L’Education Physique et Sportive (EPS), a toute sa raison d’être dans l’enseignement et reste une matière importante comme les autres. Dans l’opinion publique, c’est le sport qui est enseigné dans les établissements publics aussi bien du primaire que du secondaire. Mais la nuance est vite établie par l’enseignant de l’EPS, Ulrich Lankpoédja qui clarifie : « Nous n’enseignons pas le sport mais plutôt l’Education Physique et Sportive (EPS), parce qu’entre l’EPS et le sport, il y a une grande différence. » Selon ses explications, la différence réside dans le fait que le sport est toute activité physique motrice codifiée et institutionnalisée pouvant donner lieu à des compétitions suivant un règlement bien défini. « On parle de la motricité parce qu’avec le sport, on se déplace, le corps est en mouvement. C’est codifier parce qu’il y a un code qui est dans ce contexte, le règlement qui régit l’activité. Il y a des institutions comme les fédérations et comités qui gèrent le sport », fait-il savoir. Par contre, poursuit-il, l’EPS est une discipline d’enseignement au même titre que les autres matières qui permet aux apprenants, d’avoir des notions de base sur les activités physiques et sportives. Ici, ce sont des notions pédagogiques avec des objectifs variés qui sont enseignées aux apprenants. Enseignant d’EPS au CEG Koudo et au CEG Agamè dans la commune de Lokossa, William Tognihuidé renchérit que l’EPS joue un rôle significatif dans le système éducatif d’un pays pour plusieurs raisons essentielles allant d’abord du développement physique des élèves à leur bien-être émotionnel et social. L’importance de l’EPS dans le système éducatif, souligne-t-il, c’est qu’il participe à l’éducation à la citoyenneté, à l’apprentissage des compétences de vie.

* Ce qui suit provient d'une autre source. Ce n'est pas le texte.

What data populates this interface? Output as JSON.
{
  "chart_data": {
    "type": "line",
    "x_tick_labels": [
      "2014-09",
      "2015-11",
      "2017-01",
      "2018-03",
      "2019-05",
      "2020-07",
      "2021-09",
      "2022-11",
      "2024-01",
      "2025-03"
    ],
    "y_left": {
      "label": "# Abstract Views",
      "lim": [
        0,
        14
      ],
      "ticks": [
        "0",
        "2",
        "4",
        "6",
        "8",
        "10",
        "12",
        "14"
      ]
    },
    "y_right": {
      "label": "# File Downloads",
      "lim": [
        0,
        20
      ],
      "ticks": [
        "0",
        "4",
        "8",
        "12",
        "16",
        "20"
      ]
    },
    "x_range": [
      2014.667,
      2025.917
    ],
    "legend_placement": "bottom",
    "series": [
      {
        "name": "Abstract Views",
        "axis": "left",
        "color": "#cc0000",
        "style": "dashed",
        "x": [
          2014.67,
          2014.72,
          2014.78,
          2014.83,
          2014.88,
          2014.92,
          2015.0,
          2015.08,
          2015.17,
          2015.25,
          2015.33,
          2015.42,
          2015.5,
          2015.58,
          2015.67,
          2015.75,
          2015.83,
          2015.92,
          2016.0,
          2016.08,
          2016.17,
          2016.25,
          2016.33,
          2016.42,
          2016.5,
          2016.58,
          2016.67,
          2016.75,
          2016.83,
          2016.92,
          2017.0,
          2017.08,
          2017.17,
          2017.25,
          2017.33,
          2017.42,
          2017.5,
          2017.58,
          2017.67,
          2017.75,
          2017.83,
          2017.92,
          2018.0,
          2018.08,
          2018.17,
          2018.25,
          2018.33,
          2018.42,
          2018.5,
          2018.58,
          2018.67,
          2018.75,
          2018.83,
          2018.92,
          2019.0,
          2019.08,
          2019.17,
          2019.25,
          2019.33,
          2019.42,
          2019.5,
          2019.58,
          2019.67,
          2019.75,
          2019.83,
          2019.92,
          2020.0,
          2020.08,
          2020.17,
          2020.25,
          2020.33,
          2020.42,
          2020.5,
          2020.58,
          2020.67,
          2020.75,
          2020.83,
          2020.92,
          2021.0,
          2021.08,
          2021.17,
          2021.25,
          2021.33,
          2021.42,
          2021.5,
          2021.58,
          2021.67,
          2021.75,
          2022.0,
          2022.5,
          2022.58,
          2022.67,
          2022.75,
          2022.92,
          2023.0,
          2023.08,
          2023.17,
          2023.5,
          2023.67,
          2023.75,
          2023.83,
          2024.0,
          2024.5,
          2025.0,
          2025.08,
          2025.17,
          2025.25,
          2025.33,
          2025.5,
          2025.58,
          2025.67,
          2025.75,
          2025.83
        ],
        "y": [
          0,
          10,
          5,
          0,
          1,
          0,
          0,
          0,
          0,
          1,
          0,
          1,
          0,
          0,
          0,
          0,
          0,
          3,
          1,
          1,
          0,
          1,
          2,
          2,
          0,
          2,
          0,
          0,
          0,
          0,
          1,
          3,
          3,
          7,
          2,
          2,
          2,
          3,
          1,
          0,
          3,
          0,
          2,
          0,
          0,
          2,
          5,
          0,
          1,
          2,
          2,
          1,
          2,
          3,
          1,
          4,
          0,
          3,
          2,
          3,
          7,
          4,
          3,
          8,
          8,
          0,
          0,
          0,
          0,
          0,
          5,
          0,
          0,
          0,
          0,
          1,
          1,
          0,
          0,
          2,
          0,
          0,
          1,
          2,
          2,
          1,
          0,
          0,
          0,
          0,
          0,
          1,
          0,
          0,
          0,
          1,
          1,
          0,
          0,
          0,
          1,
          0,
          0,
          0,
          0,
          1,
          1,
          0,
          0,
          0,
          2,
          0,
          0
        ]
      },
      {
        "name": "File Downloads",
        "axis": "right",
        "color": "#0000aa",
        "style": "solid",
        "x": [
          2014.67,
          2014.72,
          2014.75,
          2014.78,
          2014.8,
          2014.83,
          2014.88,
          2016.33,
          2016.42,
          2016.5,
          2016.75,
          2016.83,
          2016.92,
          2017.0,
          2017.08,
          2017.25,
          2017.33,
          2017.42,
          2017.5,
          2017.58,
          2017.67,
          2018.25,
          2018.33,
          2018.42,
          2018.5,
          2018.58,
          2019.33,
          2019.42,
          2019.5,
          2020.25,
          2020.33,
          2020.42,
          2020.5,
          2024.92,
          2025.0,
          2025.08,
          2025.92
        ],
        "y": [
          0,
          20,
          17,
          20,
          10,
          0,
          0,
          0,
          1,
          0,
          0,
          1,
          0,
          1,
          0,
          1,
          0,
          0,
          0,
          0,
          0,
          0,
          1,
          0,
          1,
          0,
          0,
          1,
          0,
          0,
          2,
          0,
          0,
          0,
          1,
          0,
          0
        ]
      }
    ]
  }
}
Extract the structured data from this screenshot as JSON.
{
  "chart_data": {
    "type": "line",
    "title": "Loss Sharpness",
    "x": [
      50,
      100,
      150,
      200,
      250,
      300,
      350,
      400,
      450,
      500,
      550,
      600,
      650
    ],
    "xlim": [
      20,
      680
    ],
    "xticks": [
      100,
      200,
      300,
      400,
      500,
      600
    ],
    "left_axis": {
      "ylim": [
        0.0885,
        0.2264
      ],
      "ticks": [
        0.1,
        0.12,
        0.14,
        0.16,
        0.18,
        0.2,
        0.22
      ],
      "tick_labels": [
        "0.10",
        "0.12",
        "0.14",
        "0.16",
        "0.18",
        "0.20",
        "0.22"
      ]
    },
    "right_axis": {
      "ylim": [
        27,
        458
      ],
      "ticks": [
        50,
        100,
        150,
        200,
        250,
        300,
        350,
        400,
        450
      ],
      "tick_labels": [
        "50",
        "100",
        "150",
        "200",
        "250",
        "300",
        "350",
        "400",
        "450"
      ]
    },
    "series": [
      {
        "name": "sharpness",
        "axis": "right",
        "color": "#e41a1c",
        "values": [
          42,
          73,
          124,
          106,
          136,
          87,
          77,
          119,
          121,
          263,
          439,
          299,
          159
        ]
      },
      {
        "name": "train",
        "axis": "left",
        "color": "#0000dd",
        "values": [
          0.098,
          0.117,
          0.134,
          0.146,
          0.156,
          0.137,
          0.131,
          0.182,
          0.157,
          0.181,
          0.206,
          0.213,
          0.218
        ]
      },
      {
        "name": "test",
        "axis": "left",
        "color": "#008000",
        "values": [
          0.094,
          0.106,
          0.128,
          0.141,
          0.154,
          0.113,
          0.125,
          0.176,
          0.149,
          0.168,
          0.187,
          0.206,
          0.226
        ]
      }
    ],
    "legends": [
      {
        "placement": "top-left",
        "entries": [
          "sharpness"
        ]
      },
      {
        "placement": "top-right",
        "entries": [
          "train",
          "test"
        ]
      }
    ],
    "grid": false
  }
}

L’enseignant d’EPS Ulrich Lankpoédja
Les notions enseignées aux apprenants en EPS
Au primaire comme au secondaire, l’enseignement de l’EPS dans les écoles publiques, vise des objectifs très précis. L’enseignant d’EPS Ulrich Lankpoédja renseigne que l’objectif de cette dernière, est de permettre dans un premier temps à l’élève, d’assurer sa propre sécurité et celle des autres, d’entretenir sa santé, de développer l’image et l’estime de soi pour construire sa relation avec les autres. Elle vise la recherche du bien être de la santé et de la forme physique et doit amener l’élève à bâtir une image positive de son corps. « Par la pratique de l’EPS, on apprend à l’élève à développer une certaine culture. Par exemple, aimer l’autre tel qu’il est, coopérer avec son prochain et cela permet aussi d’éviter le stress. La finalité de l’EPS, c’est de former un citoyen cultivé, lucide, autonome, physiquement et socialement éduqué », précise l’enseignant de l’EPS. C’est d’ailleurs pour cela que les notions développées sont toujours en lien avec les compétences à mettre en œuvre chez l’apprenant, rassure l’enseignant. Pour ce qui concerne les sports collectifs, l’enseignant laisse entendre que ce sont les notions de coopération qui sont développées avec les enfants. « Les joueurs d’une même équipe doivent s’entendre pour marquer plus de but à l’adversaire et empêcher ce dernier de leur marquer de but. Il y a les notions d’attaque, de défense, de passe, de déplacement, de réception, de tire, de réplique défensive, autant des notions. Mais en dehors de cela, nous développons également les notions de la santé, d’estime de soi », fait-il savoir. Invité à se prononcer sur la méthode de transmission du savoir en EPS, l’enseignant William Tognihuidé renseigne qu’il arrive d’utiliser des supports vidéo pour montrer réellement à l’élève ce qu’on attend de lui. Nous utilisons aussi, informe-t-il, des situations d’apprentissages les moins complexes dans le but de faciliter l’apprentissage aux élèves. « Mais il faut aussi noter que malgré tous ses efforts, il arrive des fois que des élèves éprouvent énormément de peines dans la réalisation des exercices. Dans ce contexte, nous faisons recours à la pédagogie différenciée, à la méthode de remédiation pour essayer de sortir du lot les quelques élèves qui ont particulièrement des difficultés », fait remarquer l’enseignant William Tognihuidé.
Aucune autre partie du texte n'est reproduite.